This vegetable broth recipe, made with vegetable scraps, is economical and easy and vegetarian and can be kept in the freezer.
If you collect vegetable scraps throughout the week, you’ll find yourself with more than enough materials to make this sumptuous vegetable broth recipe come Sunday.–Erin Scott
LC Guilty Conscience Note
Do you get clobbered by a guilty conscience each time you let vegetables languish in the fridge? Yeah, us too. “Even when I toss perfectly good veggie scraps into the compost bin, I feel a tug at my conscience telling me the act is wrong,” says the author of this lovely, if loosely defined, vegetable broth recipe. Gah. It’s like she can read our minds. No more guilt, though. Not with this recipe.
- Quick Glance
- 10 M
- 4 H
- Makes about 6 cups
- Veggie scraps, such as tough green ends of leeks, bok choy, broccoli florets, turnips and their greens, a wayward carrot, a lonely celery rib, extra onion half, etc. (Avoid using carrot tops in your broth–We think they impart a bitter flavor.)
- Bay leaf
- A few dozen peppercorns
- Sea salt
- A few garlic cloves or shallot
- Herbs of your choosing
- Parmesan rind (optional)
- 1. Rinse your veggie scraps and toss them into a stock pot. Add the bay leaf, peppercorns, salt, maybe a few cloves of garlic or a shallot, any extra herbs you’ve got lying around, and maybe a rind of Parmesan, if you want. (You can veer from the recipe and use practically anything you want.) Cover everything with plenty of water. Bring the liquid to a boil, then turn the heat down to achieve a gentle simmer. Partially cover the pot and watch your scraps turn into nourishment after a few hours of simmering.

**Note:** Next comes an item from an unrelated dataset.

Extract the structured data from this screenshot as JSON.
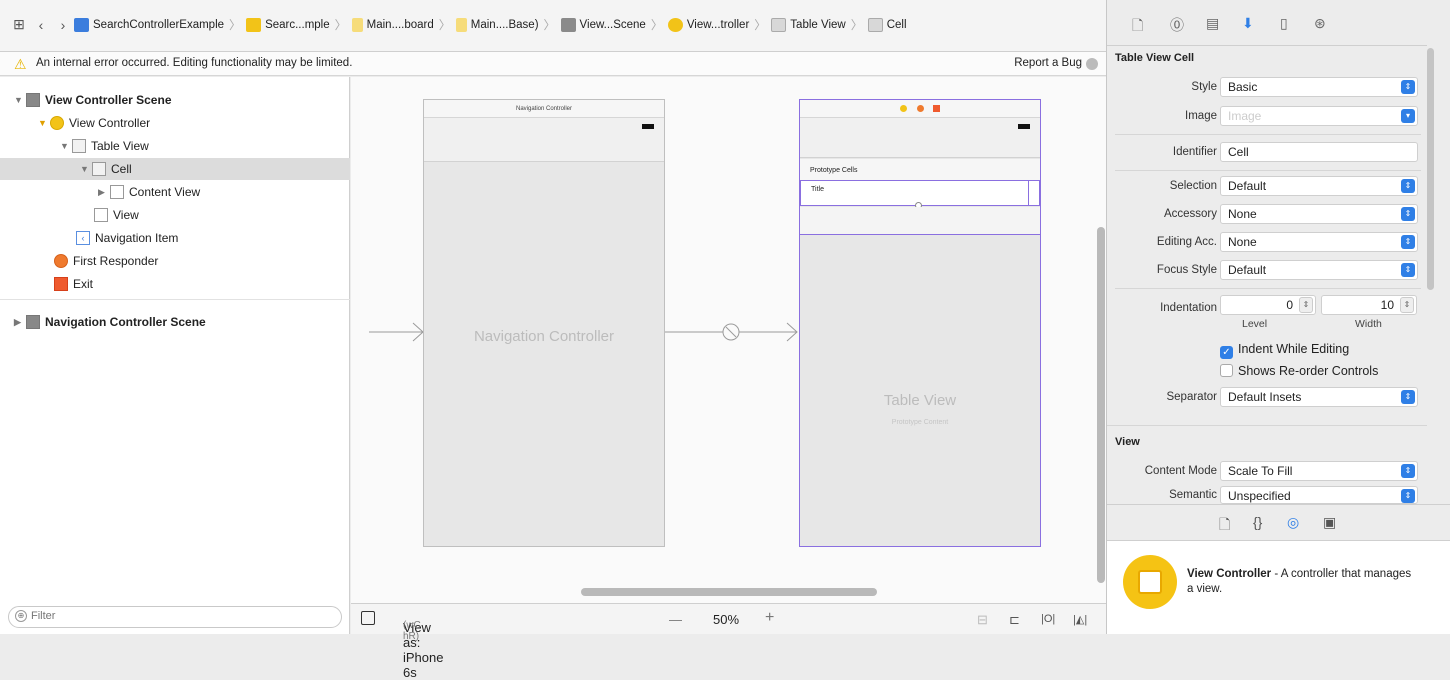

- 2. When the vegetable broth is infused with flavor, turn off the heat and let the liquid cool a bit. Taste and adjust the seasoning, if desired. Use a slotted spoon to scoop the used vegetables right into the compost bin and strain the broth through a fine mesh strainer.
- 3. Use your vegetable broth to make risottos, soups, stews—any recipe you crave. You can stick the broth in lidded containers or resealable plastic bags and stash in the fridge for up to several days or toss it in the freezer until you need it.